New episode in the diplomatic showdown between Stockholm and Ankara over Sweden’s NATO accession. “Turkey also confirms that we have done what we promised, but they also say that they want things that we cannot and do not want to give them,” criticized Swedish Prime Minister Ulf Kristersson, recalling his country’s accession process Atlantic Alliance during a Defense and Security Conference in the presence of NATO Secretary General Jens Stoltenberg.

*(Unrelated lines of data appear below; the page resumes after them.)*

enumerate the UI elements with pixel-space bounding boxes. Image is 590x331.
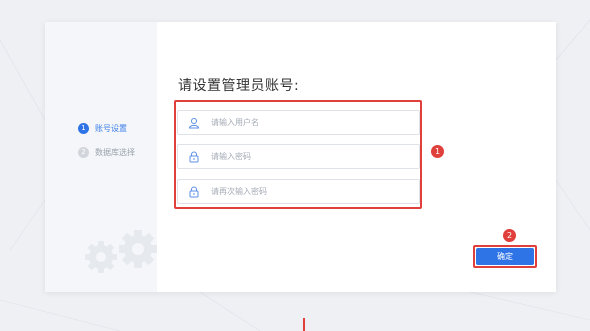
confirm-button[interactable]: 确定 <box>476 248 534 265</box>
setup-card: 1 账号设置 2 数据库选择 请设置管理员账号: 请输入用户名 1 2 确定 <box>45 22 556 292</box>
step-label: 账号设置 <box>95 124 127 133</box>
step-number: 1 <box>78 123 89 134</box>
cursor-marker <box>303 318 305 331</box>
gears-decoration-icon <box>83 227 157 292</box>
annotation-badge-1: 1 <box>431 145 444 158</box>
fields-highlight-box <box>174 100 422 209</box>
step-account-settings[interactable]: 1 账号设置 <box>78 123 127 134</box>
step-database-select[interactable]: 2 数据库选择 <box>78 147 135 158</box>
steps-sidebar: 1 账号设置 2 数据库选择 <box>45 22 157 292</box>
page-title: 请设置管理员账号: <box>178 78 300 94</box>
annotation-badge-2: 2 <box>503 229 516 242</box>
step-number: 2 <box>78 147 89 158</box>
step-label: 数据库选择 <box>95 148 135 157</box>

“We are convinced that Turkey will make a decision, we just don’t know when,” he said, adding: “The decision is in Turkey’s camp.” At the end of December, Ankara took note of “positive measures” taken by Stockholm, but called for “other important steps” to overcome its objections to Sweden’s NATO membership, said Turkish Foreign Minister Mevlut Cavusoglu at the time. These statements came days after the Swedish Supreme Court refused to extradite journalist Bülent Kenes at the request of Turkish President Recep Tayyip Erdogan.

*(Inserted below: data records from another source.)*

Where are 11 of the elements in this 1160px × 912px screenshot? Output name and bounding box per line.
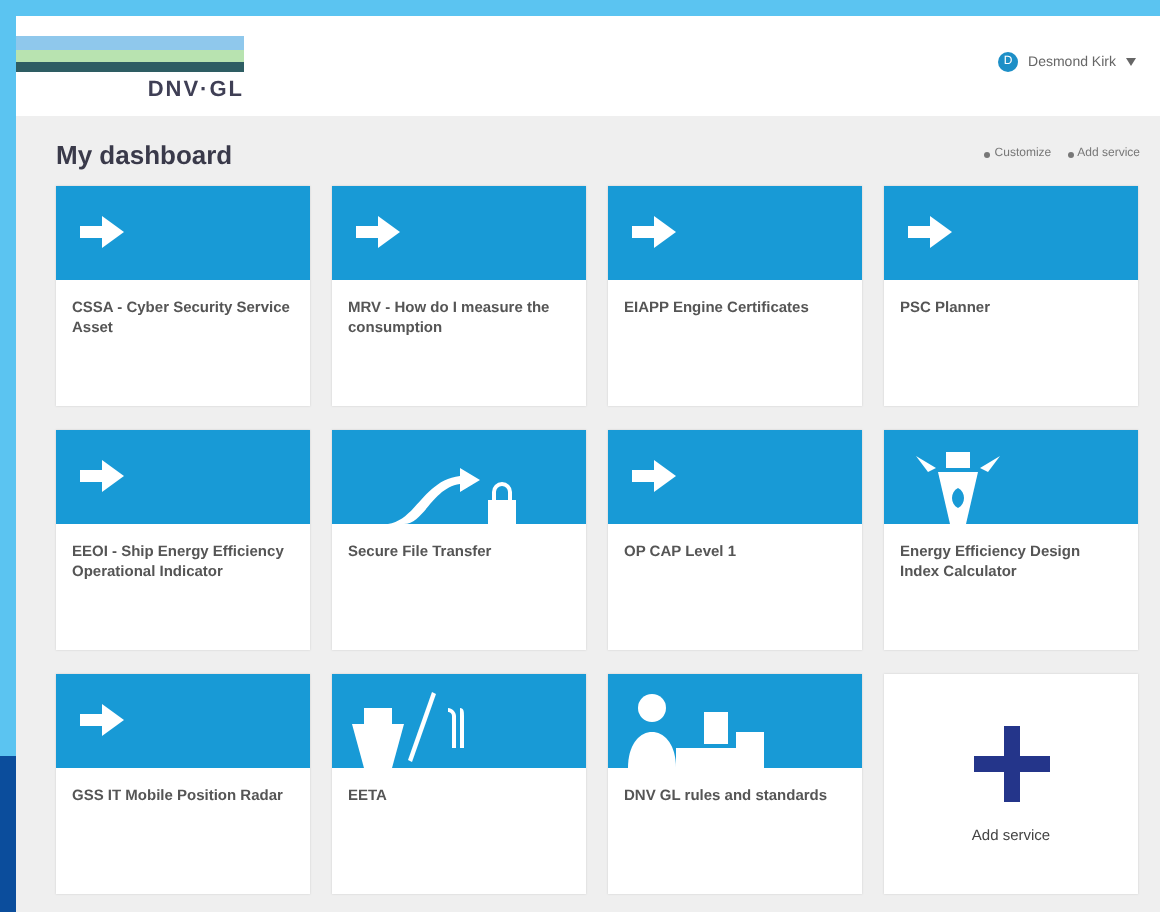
logo-text: DNV·GL: [147, 78, 244, 102]
plus-icon: [973, 725, 1049, 801]
caret-icon[interactable]: [1126, 58, 1136, 66]
arrow-icon: [80, 460, 124, 492]
arrow-icon: [632, 460, 676, 492]
arrow-icon: [80, 704, 124, 736]
arrow-icon: [356, 216, 400, 248]
arrow-icon: [908, 216, 952, 248]
page-title: My dashboard: [56, 139, 233, 169]
arrow-icon: [632, 216, 676, 248]
arrow-icon: [80, 216, 124, 248]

Swedish Prime Minister Ulf Kristersson made one of his first-ever foreign trips to Ankara in early November to try to overturn Turkey’s veto. Only the Turkish and Hungarian parliaments have not ratified Sweden’s and Finland’s accession to NATO. On the sidelines of Sunday’s conference, the head of Finnish diplomacy reiterated that his country would join the Atlantic Alliance at the same time as its neighbor. “Finland is not in such a hurry to join NATO that we can’t wait for Sweden to get the green light,” Pekka Haavisto told the press.